His collaboration with Coxsone led to the hit "Nanny Version". Dennis Alcapone's speciality is that of all the deejays of this era: toaster-talking on hit titles. And it is at Treasure Isle that he will best illustrate himself in this discipline with titles such as: "Number One Station", "Mosquito One", "Rock To The Beat", "Love Is Not A Gamble", "Wake Up Jamaica" between 1971 and 1972.

Success followed success, and his first album, Guns don't argue, was produced by Bunny Lee. So much so that in the early 1970s he toured the world, after being named best DJ in Jamaica in 1972 and 1973.

He settled in England in the late 70's, although he continued to record for Jamaican producers.

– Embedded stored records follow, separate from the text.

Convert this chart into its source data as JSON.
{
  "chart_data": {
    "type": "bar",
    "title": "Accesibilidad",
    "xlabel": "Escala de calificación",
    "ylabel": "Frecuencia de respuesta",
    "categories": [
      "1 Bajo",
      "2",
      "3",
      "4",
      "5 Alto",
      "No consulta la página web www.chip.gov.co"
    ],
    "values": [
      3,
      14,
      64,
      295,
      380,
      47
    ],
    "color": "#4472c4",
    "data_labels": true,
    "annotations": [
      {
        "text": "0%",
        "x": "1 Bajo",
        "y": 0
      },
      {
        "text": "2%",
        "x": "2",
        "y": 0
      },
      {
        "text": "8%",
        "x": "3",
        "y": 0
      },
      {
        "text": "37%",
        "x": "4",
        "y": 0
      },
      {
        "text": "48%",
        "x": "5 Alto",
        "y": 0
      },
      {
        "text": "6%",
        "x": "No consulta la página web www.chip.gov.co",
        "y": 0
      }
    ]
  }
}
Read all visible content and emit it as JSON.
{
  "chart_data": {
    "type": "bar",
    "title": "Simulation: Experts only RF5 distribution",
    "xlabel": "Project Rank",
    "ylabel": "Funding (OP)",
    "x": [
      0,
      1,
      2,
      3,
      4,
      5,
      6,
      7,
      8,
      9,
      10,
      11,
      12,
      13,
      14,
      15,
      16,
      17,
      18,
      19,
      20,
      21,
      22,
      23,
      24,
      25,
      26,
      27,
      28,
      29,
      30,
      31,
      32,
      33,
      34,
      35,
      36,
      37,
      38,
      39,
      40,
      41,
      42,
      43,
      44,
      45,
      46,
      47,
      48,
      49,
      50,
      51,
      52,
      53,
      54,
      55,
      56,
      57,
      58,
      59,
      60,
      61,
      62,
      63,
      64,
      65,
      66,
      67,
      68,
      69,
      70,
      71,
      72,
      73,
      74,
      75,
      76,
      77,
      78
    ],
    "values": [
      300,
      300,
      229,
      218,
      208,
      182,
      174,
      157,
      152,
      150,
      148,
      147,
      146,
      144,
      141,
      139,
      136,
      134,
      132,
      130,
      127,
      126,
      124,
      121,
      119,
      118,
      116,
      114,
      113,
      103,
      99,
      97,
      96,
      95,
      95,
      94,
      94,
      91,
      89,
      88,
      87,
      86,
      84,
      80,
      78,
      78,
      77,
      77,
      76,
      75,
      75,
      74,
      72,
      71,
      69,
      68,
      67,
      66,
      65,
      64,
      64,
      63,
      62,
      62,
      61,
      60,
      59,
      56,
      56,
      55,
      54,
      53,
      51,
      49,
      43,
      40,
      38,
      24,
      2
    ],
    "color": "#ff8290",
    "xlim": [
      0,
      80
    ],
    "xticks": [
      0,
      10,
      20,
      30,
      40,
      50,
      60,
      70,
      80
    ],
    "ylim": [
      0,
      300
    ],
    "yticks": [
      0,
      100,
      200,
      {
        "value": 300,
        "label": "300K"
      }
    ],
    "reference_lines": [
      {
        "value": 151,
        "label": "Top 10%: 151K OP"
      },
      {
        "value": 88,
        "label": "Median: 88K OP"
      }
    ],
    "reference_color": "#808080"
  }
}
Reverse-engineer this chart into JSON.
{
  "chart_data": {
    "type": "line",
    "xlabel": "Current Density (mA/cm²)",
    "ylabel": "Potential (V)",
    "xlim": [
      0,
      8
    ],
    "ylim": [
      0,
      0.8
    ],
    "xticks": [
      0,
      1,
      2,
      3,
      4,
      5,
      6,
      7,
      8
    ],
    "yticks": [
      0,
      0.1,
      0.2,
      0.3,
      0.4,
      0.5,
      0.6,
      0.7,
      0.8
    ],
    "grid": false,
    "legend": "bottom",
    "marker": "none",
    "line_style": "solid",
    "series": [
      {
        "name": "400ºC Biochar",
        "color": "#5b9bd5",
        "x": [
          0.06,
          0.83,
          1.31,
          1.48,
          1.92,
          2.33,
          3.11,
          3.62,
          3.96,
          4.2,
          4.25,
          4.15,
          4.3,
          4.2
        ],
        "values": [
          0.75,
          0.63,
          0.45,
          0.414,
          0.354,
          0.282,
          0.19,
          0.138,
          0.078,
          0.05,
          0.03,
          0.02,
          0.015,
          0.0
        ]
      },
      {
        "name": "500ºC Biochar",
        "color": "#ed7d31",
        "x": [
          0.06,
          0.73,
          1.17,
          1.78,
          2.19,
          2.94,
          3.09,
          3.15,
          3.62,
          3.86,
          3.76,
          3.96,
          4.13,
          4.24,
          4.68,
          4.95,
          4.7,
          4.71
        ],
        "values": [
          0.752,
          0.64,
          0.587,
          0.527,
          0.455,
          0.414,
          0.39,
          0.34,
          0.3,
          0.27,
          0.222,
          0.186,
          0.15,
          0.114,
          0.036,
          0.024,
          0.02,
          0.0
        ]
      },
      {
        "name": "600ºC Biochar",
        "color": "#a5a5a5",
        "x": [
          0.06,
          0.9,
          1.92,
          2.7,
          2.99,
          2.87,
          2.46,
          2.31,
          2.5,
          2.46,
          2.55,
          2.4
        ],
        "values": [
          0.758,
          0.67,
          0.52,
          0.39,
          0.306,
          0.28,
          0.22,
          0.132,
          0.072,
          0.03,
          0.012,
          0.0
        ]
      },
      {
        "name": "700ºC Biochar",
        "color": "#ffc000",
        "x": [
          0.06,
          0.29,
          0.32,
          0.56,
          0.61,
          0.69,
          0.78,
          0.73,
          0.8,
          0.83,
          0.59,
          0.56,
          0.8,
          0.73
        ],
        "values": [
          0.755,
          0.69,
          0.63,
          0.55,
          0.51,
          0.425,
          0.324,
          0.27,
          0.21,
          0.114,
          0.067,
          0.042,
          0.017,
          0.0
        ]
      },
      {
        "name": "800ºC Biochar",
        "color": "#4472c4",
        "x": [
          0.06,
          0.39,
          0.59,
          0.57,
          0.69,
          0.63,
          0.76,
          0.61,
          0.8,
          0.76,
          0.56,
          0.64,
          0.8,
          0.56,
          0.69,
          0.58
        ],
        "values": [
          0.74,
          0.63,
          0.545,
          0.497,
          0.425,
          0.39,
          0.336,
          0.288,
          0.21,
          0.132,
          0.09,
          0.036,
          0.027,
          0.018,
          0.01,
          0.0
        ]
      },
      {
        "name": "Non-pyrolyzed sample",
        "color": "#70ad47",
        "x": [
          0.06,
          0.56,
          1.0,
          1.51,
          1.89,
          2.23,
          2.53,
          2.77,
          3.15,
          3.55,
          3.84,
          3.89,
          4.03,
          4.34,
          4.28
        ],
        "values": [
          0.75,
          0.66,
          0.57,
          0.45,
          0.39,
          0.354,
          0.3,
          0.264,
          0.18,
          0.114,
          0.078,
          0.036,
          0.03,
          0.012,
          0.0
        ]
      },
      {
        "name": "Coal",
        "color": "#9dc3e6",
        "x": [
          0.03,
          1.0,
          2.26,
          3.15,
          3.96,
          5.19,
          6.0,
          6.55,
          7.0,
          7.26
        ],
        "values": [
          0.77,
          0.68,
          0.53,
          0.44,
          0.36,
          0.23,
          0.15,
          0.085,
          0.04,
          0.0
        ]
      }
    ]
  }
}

From the mid-70's onwards, he became much less active and spent most of his time in England. The death of his mother in 1979 shocked him greatly and did not encourage him to return to the music world. He did not return until 1990 to record an album with Bunny Lee in Jamaica. He also made an appearance on Adrian Sherwood's opus "Two Bad Card". 

His last album to date, "21st Century Version", was produced by Mad Professor in 1997. 

His stage appearances are increasingly rare in the 2000s. Nevertheless, he remains one of the most respected deejays in reggae.